On Monday, 27 December 2021 at 07:12:24 UTC, rempas wrote:
> I don't understand that. Based on your calculations, the results should have been different. Also how are the numbers fixed? Like you said the amount of bytes of each encoding is not always standard for every character. Even if they were fixed this means 2-bytes for each UTF-16 character and 4-bytes for each UTF-32 character so still the numbers doesn't make sense to me. So still the number of the "length" property should have been the same for every encoding or at least for UTF-16 and UTF-32. So are the sizes of every character fixed or not?
Your string is represented by 8 codepoints. The number of codeunits to represent them in memory depends on the encoding. D supports to work with 3 different encodings (in the Unicode standard there are more than these 3)
string utf8s = "Hello 😂\n";
wstring utf16s = "Hello 😂\n"w;
dstring utf32s = "Hello 😂\n"d;
Here the canonical Unicode representation of your string
H e l l o 😂 \n
U+0048 U+0065 U+006C U+006C U+006F U+0020 U+1F602 U+000a
let's see how these 3 variable are represented in memory:
utf8s : 48 65 6C 6C 6F 20 F0 9F 98 82 0a
11 char in memory using 11 bytes
utf16s: 0048 0065 006C 006C 006F 0020 D83D DE02 000A
9 wchar in memory using 18 bytes
utf16s: 00000048 00000065 0000006C 0000006C 0000006F 00000020 0001F602 0000000A
8 dchar in memory using 32 bytes
As you can see, the most compact form is generally UTF-8, that's why it is the preferred encoding for Unicode.
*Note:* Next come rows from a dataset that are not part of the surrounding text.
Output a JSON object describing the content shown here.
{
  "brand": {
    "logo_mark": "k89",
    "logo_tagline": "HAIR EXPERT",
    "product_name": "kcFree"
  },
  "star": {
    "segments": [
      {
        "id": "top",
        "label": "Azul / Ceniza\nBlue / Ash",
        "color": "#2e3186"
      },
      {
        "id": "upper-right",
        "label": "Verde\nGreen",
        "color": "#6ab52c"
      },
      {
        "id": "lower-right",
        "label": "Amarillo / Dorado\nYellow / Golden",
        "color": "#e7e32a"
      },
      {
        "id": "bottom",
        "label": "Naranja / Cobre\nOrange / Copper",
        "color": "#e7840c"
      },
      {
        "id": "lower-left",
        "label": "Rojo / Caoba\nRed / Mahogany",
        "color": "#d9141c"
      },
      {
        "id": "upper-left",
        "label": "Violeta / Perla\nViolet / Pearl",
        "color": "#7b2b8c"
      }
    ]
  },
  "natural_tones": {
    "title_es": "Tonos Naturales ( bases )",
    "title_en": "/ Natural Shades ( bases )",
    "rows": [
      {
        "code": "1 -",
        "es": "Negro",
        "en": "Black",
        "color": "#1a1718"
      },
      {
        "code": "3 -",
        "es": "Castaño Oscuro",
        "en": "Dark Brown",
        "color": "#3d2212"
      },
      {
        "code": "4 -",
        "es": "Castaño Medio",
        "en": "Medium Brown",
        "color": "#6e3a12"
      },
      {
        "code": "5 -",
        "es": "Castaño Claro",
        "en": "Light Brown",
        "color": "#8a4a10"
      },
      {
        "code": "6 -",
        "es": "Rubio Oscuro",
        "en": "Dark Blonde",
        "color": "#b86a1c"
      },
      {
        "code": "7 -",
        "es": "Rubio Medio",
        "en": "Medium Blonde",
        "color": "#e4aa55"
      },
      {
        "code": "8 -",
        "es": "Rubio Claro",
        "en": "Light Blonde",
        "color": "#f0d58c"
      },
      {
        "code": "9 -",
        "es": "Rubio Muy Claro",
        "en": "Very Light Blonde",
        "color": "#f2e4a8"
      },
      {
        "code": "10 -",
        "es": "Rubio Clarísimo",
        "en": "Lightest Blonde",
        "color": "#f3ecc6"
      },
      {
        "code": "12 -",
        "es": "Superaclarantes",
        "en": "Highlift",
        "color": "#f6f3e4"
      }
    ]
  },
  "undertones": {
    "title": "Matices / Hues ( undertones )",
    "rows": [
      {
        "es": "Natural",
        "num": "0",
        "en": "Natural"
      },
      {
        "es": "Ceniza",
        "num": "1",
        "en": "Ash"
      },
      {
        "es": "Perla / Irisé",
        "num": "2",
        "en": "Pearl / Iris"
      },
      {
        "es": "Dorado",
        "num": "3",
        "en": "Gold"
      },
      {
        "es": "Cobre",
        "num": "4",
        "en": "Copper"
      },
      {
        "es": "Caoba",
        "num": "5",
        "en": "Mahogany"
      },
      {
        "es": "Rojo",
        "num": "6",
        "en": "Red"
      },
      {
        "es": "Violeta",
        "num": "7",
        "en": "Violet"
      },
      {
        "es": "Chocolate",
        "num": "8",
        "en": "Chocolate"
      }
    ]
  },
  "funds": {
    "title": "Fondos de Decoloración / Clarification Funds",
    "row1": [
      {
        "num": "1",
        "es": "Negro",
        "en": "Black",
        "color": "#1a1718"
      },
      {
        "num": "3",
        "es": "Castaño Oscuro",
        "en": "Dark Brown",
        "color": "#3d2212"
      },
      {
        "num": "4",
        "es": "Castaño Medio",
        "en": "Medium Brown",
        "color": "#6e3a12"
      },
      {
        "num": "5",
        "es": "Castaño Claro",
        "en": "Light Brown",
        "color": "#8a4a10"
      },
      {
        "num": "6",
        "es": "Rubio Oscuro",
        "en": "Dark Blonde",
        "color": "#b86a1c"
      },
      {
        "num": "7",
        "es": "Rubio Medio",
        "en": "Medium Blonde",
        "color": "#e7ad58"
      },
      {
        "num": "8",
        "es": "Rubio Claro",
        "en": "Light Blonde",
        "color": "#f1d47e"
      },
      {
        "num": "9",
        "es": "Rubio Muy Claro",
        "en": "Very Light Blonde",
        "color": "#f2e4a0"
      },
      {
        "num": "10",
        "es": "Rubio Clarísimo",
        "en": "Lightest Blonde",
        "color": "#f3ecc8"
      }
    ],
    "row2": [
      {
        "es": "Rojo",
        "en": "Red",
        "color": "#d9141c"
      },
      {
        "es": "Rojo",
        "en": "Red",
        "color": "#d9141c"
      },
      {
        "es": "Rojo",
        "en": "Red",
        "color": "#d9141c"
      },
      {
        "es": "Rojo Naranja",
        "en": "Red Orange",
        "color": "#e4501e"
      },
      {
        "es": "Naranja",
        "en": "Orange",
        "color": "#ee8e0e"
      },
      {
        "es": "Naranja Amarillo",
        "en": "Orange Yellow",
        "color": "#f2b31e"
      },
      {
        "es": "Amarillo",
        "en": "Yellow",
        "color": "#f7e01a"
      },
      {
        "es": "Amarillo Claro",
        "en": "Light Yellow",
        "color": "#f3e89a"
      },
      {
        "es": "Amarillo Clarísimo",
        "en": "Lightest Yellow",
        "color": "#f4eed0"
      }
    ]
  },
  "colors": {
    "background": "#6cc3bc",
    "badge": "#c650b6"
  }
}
UTF-16 is supported because of legacy support reason like it is used in the Windows API and also internally in Java.
UTF-32 has one advantage, in that it has a 1 to 1 mapping between codepoint and array index. In practice it is not that much of an advantage as codepoints and characters are disjoint concepts. UTF-32 uses a lot of memory for practically no benefit (when you read in the forum about the big auto-decode error of D it is linked to this).